Empecé lavando platos. Terminé montando y dirigiendo restaurantes lejos de casa. Y esto es lo que aprendí de las fronteras.
Cambia el tempo, y hay que respetarlo. El ritmo de una cena no se negocia con el reloj del camarero, sino con la cultura de la mesa. Hay países donde apurar al cliente hacia el postre es una ofensa y la sobremesa es sagrada; otros donde la eficacia se valora y demorar la cuenta se vive como descuido. La misma secuencia de servicio, aplicada con el tempo equivocado, arruina la experiencia. El profesional que llega nuevo a un país y sirve al ritmo que traía de fuera, por bueno que fuera, sirve mal.

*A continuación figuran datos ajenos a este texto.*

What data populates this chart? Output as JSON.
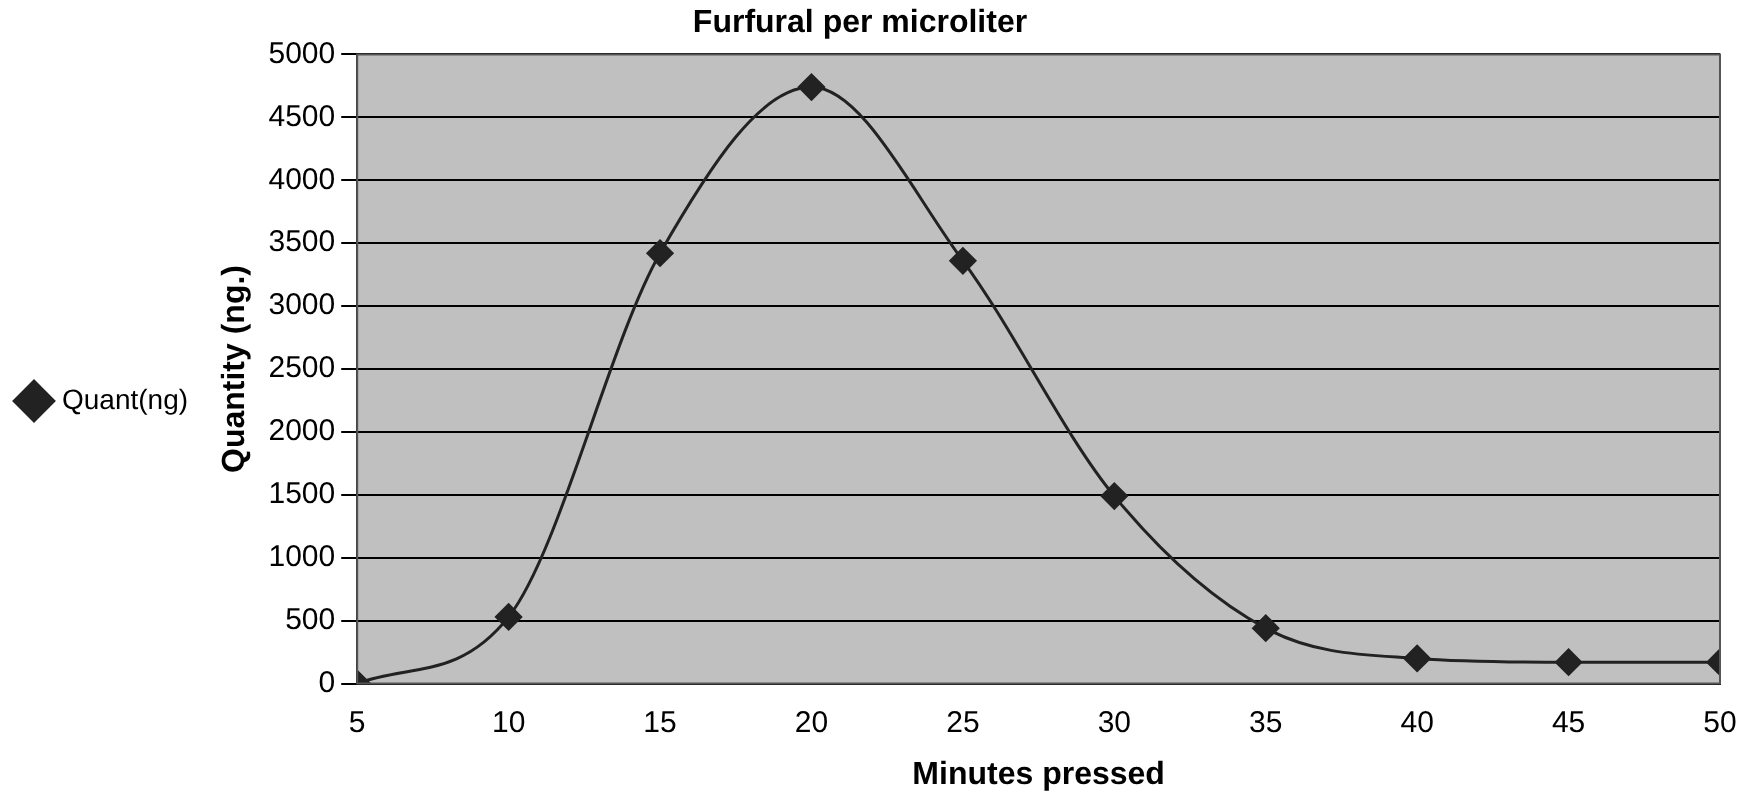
{
  "chart_data": {
    "type": "line",
    "title": "Furfural per microliter",
    "xlabel": "Minutes pressed",
    "ylabel": "Quantity (ng.)",
    "x": [
      5,
      10,
      15,
      20,
      25,
      30,
      35,
      40,
      45,
      50
    ],
    "series": [
      {
        "name": "Quant(ng)",
        "color": "#222222",
        "values": [
          0,
          530,
          3420,
          4740,
          3360,
          1490,
          440,
          200,
          170,
          170
        ]
      }
    ],
    "xlim": [
      5,
      50
    ],
    "xticks": [
      5,
      10,
      15,
      20,
      25,
      30,
      35,
      40,
      45,
      50
    ],
    "ylim": [
      0,
      5000
    ],
    "yticks": [
      0,
      500,
      1000,
      1500,
      2000,
      2500,
      3000,
      3500,
      4000,
      4500,
      5000
    ],
    "grid": "y",
    "legend": "left",
    "marker": "diamond",
    "line_style": "solid"
  }
}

Cambian los códigos, y hay que estudiarlos. La distancia física correcta, el volumen de la voz, cuánto se explica un plato, si se mira a los ojos o se considera invasión, cómo se trata a una mesa mixta de negocios: todo eso tiene reglas distintas según dónde estés, y ninguna escuela te las enseña. Se aprenden observando y equivocándose. El maître que asume que su manera es la universal ofende sin enterarse.
No cambia la esencia, y ahí está el oficio. Por debajo del tempo y de los códigos hay algo que es idéntico en Grecia, en España o en cualquier sala de lujo del mundo: la anticipación, la lectura de la mesa, el respeto, el cuidado de que nadie tenga que pedir dos veces nada. El deseo del cliente de sentirse bien atendido no tiene nacionalidad. Cambia el idioma en que se expresa; nunca lo que pide de fondo.

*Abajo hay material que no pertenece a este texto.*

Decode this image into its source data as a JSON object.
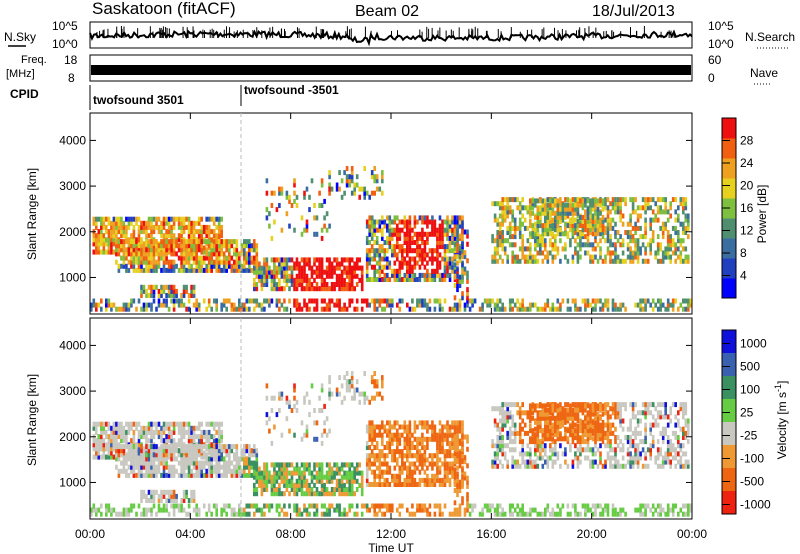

Por eso desconfío de quien presume de un único “estilo” de servicio como si fuera exportable tal cual. El estilo se adapta o estorba. Lo que se lleva uno de país en país no es un método cerrado: es la sensibilidad para leer dónde está y ajustar la forma sin traicionar el fondo.
Siete países me enseñaron a cambiar casi todo en la superficie para no cambiar nada en lo esencial. Ese, y no otro, es el trabajo de un maître.